When Bacon and Booth were boys, about the only wing shooting they did was of doves. And although Booth does all sorts of hunting and fishing, quail hunting has become his greatest love. He and his grown son raise German shorthaired pointers, an expensive and time-consuming hobby, and a necessary one if you are serious about quail.
Like raising pointers, quail hunting can be expensive and time-consuming, too. It is not an activity for the uncommitted. But Herb Booth has that commitment. It’s about far more than shooting a bird and roasting it slowly with herbs. This is a tribal activity, with Booth as its foremost artistic exponent in Texas.

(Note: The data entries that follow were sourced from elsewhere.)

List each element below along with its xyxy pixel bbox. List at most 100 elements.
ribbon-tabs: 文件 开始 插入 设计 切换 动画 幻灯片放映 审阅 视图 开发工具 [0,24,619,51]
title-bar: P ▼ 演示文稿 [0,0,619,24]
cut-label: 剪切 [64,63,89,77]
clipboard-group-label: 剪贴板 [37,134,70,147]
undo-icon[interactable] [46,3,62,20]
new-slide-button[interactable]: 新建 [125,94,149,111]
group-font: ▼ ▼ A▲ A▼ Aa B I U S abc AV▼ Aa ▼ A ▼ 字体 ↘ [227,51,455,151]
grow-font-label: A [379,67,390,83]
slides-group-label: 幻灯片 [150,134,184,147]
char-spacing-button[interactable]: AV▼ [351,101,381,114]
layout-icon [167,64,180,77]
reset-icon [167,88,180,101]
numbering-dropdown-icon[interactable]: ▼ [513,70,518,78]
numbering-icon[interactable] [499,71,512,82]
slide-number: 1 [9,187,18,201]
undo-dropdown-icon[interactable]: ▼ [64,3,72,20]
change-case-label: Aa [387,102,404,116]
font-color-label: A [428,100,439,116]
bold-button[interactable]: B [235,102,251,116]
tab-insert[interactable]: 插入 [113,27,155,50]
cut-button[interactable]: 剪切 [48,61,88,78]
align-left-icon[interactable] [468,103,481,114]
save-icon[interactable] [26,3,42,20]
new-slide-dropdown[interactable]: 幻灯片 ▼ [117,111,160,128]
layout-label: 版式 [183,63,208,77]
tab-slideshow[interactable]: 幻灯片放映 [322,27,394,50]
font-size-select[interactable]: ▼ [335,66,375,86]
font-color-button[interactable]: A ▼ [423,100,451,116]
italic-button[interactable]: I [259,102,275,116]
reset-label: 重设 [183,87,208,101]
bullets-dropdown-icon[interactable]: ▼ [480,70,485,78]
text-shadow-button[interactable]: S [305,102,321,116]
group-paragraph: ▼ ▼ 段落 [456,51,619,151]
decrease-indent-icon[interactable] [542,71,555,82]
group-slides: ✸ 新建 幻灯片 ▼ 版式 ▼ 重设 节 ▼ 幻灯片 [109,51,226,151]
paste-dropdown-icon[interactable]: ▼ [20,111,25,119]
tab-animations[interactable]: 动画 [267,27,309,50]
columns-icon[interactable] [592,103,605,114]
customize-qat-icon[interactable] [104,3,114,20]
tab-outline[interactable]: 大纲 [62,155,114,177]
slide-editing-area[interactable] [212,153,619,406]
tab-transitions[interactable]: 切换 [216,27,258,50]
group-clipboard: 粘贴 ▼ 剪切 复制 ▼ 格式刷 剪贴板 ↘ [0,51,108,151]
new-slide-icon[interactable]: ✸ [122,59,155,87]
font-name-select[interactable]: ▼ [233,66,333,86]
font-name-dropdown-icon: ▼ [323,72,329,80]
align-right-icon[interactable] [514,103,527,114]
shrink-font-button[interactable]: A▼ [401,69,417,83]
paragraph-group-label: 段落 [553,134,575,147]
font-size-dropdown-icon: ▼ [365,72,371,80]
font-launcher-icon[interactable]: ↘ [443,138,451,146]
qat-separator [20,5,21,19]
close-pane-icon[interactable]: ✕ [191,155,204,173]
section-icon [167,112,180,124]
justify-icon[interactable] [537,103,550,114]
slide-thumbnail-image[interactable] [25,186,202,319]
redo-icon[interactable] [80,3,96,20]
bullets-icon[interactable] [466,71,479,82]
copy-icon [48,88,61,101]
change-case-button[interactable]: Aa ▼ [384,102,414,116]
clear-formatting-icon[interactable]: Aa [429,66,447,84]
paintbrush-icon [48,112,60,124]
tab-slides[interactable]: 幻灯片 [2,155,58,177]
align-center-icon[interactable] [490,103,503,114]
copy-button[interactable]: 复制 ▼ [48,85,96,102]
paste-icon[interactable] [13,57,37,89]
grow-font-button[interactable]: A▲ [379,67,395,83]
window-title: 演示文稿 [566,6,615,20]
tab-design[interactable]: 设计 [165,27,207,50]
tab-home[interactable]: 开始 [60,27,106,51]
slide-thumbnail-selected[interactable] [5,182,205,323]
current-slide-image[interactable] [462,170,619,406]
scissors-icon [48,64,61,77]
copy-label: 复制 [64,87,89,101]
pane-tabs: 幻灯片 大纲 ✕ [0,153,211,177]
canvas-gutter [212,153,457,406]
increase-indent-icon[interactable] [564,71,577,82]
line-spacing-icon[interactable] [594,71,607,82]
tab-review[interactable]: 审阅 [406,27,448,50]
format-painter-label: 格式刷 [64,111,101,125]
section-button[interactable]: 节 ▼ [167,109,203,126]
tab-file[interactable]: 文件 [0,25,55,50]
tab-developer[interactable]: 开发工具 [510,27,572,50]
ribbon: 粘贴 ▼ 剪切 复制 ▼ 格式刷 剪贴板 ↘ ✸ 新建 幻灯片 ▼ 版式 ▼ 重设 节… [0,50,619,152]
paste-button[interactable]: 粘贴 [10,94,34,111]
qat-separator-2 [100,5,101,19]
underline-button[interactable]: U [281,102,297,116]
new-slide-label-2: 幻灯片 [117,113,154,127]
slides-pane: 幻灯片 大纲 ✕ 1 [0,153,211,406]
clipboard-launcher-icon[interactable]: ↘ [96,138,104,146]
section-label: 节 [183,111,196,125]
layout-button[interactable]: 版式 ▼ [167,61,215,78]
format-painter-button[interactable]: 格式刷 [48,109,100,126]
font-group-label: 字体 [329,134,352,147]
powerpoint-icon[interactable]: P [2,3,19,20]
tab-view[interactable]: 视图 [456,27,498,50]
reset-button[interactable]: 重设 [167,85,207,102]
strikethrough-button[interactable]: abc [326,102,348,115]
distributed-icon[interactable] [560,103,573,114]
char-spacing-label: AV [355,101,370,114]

We came back to a little rented farmhouse exhausted each night from trying to keep up with Booth’s long-legged gait. If he was tired at all, he never admitted it. We were an older bunch of guys, all in our late 50s except Bill Simon, whose steady walk and sure shot makes it hard to believe that he’s past 70.
Companionship is one of the great elements of hunting, maybe the most underrated element. I can recall no worse day in the field than one spent with a sour acquaintance who couldn’t settle down to the ritual at hand. But these are good guys. I look at Herb and Paul, friends for something like 50 years. They have gone through losses and triumphs and they are still here together. In conditions of such intimacy, little needs to be said. At breakfast Bacon reminisced with me about what an obsessive artist Herb was, even in grade school. I was sitting at the table cutting a banana and absentmindedly dropping the slices into my cereal. Booth was doing the same, and when he stopped, for some reason we all looked at his bowl. My bowl was a random mess. Herb’s bowl contained a perfect symmetrical composition. Booth just couldn’t help himself. He’s an artist to the bone.
And so we passed three days and got to know each other and came back with birds and, most of all, memories. Hunting still exists, I think, so we can tell stories about it, in words or in pictures.
I walk toward Shiner, who is staring as intently at the grass as a cop stares at a suspect, knowing he is guilty. This is the finest bit of dog work we’ve seen. I know I shouldn’t be looking at the grass where the dog is staring. The birds are so well buried I won’t be able to see them. I should look out away from the point, and get ready. No time to load another shell. Besides, I’ve still got two shots in the gun, all I can reasonably expect to shoot on a covey rise. In ten minutes I’ll be driving out of here to go home. These are the last birds of the hunt.
As I walk towards Booth, the scene could be straight out of one of his paintings. Under a cold, gray sky with red rim rock in the background, a tall lanky hunter with a short, white beard watches in admiration as his pointer steadily holds birds in the tawny grass. A plume of breath floats in the air. It is one of those moments frozen in time: that moment before the birds flush.